I’m really pleased with how well the day turned out. My team of volunteers/friends pulled together, got over the rough start to the morning (the sprinklers were on for the first hour we were supposed to be setting up and marking out vendor spaces), and made the day a fantastic one.
The smoke was more or less cleared from the sky, the sun came out, and there was a gentle breeze throughout the day.
The main ritual touched many people, and I am so grateful for Bella and Dusty coming up from Washington to perform the White Goddess ritual for us, and for Michele and Erik coming up from Duncan and supporting us throughout the day.

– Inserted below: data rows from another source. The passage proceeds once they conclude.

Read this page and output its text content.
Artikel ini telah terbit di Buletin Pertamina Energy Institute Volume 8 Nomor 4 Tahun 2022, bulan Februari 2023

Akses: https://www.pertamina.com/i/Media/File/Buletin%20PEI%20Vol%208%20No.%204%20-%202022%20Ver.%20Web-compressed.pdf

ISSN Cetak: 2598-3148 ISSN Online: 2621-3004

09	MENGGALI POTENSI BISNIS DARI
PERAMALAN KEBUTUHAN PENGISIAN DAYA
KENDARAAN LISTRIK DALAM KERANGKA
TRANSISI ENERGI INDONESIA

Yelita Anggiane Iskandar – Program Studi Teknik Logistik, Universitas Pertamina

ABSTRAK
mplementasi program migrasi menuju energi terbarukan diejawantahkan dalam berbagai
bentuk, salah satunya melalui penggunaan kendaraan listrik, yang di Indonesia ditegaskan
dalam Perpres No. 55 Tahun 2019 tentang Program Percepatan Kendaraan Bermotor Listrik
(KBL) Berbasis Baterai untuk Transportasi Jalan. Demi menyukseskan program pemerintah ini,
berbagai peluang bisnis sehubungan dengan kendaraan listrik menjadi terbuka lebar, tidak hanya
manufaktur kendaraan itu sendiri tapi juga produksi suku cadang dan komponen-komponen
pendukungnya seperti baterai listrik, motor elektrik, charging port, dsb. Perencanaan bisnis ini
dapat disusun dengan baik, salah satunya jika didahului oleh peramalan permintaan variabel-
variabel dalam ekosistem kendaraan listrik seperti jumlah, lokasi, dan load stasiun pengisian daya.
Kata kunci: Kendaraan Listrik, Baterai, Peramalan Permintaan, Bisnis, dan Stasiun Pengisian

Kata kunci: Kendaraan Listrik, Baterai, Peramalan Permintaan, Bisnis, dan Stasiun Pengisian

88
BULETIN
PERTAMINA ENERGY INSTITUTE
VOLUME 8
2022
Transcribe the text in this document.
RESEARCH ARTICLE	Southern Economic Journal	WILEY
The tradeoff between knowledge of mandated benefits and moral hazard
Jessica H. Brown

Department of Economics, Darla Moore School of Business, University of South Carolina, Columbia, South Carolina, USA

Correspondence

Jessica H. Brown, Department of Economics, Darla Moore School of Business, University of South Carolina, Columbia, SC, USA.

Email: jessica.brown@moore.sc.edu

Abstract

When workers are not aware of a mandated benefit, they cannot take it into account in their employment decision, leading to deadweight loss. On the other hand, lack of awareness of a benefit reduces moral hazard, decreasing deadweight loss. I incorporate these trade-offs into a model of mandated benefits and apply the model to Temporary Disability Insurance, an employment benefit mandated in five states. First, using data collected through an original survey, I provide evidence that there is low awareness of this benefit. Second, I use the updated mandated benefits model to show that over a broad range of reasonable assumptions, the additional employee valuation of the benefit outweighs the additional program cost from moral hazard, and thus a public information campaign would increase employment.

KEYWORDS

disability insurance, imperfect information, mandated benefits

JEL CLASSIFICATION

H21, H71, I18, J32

The organizers went out after the event and had a lovely dinner. I crawled into bed after unloading my van at about 11:30 pm, and it still took me a little while to wind down, even though I’d been up since 4:30 am. That’s when I checked back in with the rest of the world and learned a tiny bit about what happened in Virginia.
On the same day that our peaceful Pagan Pride event was going on, people gathered on the other side of the continent to spread, and protest, hatred and fear. White supremacists clashed with counter protesters in violence. People were injured and killed.
My initial reaction was shock. I wanted to bury my head in the sand. I didn’t want to know what happened. I wanted to just write a blog post about how wonderful Vancouver Island Pagan Pride Day was.
And yet, my heart is heavy. I may not know exactly what to do, however, I know I can’t ignore what has happened. I’m white. It is my responsibility as a conscientious white person to speak out and loudly say “THIS IS NOT ACCEPTABLE.” We are all people. We all deserve to live in love and safety.
I have friends who are Black, Native, Syrian, gay, lesbian, trans-gender, gender queer, Jewish, Muslim, Pagan… They don’t fit the “white Christian” mold, and have been living in fear of exactly what happened in Charlottesville. That the hate and fear that has been hidden below the surface would not be hidden forever. That racism, sexism, and religious bias would once again become okay. That the rights and freedoms that they have fought so hard to gain would be ripped away, because they haven’t even been universally supported.
My friends are tired. I don’t experience even a fraction of what they do, and I’m tired. And it’s precisely because I DON’T experience what they do that I need to speak up. I need to fight harder. I need to support them. I need to educate myself, because it is not their job to educate me. It’s not enough to dismiss the current events as a one-off, as not my problem because it’s too far away/I’m not racist/I didn’t vote for the president. That’s a cop out. And as much as I would like to turn a blind eye, I can’t. People I love are hurting. They are terrified. And history shows that not doing anything allows it to get much, MUCH worse.
If you want to know what you can do, here is an excellent article: White Feelings: 0-60 for Charlottesville
Read it. Take action. Call out your friends when they are being insensitive. Do not stand idly by while hate consumes and destroys.